Les Beaucerons sont croyants… quand ça compte!


Publié le 18 janvier 2017

Certaines messes ou activités spéciales attirent toujours les foules.

©Ghislaine Crête

Oui, et depuis plusieurs années déjà, la population en général a délaissé les églises dans leur quotidienneté. Par contre, la foi catholique semble enracinée dans le cœur de bien des âmes beauceronnes, qui prennent le chemin du temple chrétien dans les moments clés de leur vie.

À Sainte-Marie, brièvement, l'abbé Patrice Vallée a notamment remarqué que la mentalité autour des mariages a grandement changé. En effet, les couples qui décident de célébrer leur amour sont (souvent) plus âgés aujourd'hui qu'auparavant. « Ce ne sont pas nécessairement des gens très croyants, mais ils veulent donner cette couleur-là à leur engagement. Ils ont moins de craintes face à la durée de leur mariage. Ils ont construit le matériel en premier, et c'est correct aussi. Ils veulent s'engager définitivement », a-t-il affirmé.

Même s'ils ne pratiquent pas, les gens se considèrent catholiques parce qu'ils ne veulent pas être d'autres choses.

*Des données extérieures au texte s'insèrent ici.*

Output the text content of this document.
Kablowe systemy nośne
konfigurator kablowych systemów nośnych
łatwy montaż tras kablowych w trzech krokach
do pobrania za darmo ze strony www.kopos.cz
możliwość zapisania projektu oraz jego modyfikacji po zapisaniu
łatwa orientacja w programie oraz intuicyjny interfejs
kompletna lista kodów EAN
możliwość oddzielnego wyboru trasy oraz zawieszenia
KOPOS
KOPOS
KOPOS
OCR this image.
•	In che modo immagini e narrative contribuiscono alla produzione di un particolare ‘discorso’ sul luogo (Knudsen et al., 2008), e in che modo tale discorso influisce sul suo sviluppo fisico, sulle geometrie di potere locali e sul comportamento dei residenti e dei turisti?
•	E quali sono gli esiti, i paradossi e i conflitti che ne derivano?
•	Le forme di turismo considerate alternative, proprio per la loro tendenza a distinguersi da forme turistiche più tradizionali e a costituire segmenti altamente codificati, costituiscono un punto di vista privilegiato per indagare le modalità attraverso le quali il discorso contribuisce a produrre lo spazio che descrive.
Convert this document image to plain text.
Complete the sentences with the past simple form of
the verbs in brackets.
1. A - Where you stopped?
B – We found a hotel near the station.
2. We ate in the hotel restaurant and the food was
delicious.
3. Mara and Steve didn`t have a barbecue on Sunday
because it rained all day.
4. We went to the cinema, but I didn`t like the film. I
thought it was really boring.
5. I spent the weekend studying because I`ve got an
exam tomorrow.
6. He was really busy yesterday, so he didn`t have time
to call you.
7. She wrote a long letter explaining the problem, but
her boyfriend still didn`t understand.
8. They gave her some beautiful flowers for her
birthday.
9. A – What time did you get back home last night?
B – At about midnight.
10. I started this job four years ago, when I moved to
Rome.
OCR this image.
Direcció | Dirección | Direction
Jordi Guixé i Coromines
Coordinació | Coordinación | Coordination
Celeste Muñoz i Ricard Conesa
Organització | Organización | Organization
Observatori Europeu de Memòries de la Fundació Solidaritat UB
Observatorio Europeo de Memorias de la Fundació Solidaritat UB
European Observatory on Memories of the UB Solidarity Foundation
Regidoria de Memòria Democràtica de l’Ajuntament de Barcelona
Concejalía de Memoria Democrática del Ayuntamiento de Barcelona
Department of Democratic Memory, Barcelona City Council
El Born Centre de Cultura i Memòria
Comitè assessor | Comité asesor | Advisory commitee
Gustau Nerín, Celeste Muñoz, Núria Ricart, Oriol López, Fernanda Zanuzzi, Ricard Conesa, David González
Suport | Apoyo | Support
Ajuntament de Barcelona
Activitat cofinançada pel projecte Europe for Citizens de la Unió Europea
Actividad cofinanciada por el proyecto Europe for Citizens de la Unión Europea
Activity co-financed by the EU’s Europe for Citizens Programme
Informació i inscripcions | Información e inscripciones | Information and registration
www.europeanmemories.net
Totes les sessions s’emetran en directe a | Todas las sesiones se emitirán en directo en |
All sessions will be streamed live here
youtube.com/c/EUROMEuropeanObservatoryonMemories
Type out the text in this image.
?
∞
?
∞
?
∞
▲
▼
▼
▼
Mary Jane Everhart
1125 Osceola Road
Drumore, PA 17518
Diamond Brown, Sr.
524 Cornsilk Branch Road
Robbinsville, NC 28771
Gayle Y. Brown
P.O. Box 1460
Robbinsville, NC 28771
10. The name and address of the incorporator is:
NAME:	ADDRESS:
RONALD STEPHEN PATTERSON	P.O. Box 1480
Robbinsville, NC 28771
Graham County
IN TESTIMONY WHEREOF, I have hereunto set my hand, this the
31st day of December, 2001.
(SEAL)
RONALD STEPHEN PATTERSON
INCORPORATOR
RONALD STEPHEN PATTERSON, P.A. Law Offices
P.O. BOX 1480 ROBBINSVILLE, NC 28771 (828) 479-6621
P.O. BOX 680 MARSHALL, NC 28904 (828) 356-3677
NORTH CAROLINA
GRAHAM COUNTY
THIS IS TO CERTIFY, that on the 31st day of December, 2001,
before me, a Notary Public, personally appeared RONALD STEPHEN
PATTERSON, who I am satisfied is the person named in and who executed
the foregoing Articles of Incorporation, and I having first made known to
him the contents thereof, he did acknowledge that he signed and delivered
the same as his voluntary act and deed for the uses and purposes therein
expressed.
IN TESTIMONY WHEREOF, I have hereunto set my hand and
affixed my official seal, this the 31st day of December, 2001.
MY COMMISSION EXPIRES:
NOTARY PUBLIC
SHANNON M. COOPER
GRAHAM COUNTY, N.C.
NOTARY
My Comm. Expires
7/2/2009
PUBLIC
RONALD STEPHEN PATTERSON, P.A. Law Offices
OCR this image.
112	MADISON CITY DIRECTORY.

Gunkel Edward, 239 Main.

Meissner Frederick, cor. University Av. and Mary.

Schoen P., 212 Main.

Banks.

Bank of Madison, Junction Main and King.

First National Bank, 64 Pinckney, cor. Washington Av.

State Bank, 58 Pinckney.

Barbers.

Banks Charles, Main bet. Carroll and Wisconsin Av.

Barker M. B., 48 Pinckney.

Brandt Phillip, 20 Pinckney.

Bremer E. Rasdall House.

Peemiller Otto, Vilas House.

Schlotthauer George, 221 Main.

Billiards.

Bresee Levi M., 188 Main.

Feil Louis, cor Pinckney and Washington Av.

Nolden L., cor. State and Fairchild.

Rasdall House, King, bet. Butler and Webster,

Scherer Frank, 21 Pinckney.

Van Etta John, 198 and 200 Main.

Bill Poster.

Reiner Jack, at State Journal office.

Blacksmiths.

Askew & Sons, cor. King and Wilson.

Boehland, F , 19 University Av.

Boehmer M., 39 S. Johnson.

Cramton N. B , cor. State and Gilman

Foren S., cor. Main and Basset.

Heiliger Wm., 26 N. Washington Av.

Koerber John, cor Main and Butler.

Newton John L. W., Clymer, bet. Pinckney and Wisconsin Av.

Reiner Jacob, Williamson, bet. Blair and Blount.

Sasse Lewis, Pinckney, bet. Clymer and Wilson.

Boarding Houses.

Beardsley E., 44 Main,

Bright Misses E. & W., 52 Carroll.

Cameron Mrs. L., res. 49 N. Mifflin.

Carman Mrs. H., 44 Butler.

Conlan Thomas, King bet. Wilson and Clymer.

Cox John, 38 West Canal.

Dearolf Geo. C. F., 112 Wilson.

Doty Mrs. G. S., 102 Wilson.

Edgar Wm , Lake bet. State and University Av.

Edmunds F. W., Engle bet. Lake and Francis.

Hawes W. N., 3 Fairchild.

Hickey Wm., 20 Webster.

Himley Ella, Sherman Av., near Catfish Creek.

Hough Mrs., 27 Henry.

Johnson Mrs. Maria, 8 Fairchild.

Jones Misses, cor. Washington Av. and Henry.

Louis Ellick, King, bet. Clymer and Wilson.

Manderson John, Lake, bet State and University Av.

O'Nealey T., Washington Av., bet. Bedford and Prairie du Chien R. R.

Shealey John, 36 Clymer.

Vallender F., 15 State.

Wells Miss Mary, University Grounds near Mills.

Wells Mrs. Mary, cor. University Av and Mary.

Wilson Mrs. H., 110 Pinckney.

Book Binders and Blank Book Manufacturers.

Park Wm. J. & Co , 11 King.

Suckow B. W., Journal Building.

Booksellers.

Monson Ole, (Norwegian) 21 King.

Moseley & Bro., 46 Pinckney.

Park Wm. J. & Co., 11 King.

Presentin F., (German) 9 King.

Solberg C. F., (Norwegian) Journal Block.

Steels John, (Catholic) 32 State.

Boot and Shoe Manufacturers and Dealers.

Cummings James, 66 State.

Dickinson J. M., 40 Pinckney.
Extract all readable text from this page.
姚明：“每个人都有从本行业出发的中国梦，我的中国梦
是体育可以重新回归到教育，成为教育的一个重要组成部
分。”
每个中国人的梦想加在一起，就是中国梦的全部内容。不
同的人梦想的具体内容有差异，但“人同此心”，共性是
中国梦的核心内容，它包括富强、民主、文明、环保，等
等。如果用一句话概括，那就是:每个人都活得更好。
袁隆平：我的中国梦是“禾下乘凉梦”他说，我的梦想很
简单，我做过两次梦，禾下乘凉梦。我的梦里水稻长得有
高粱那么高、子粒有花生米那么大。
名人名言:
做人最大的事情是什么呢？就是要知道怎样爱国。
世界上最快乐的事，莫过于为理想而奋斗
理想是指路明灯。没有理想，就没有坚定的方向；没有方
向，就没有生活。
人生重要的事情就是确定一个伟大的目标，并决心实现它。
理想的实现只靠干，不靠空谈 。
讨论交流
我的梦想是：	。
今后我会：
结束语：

Patrice Vallée

Pendant ce temps, la participation aux messes dominicales diminue au rythme des décès de ses participants, mais les messes spéciales (Noêl, Pâques et autres) attirent davantage de gens. De plus, le baptême demeure essentiel pour plusieurs, même chez les jeunes couples qui ne sont pas mariés. Un phénomène qu'il attribue notamment à l'encadrement familial dans notre région. Enfin, la demande demeure forte pour les personnes en fin de vie et pour les funérailles, où, par contre, la réflexion religieuse a beaucoup laissé sa place à l'aspect « hommage » de la cérémonie.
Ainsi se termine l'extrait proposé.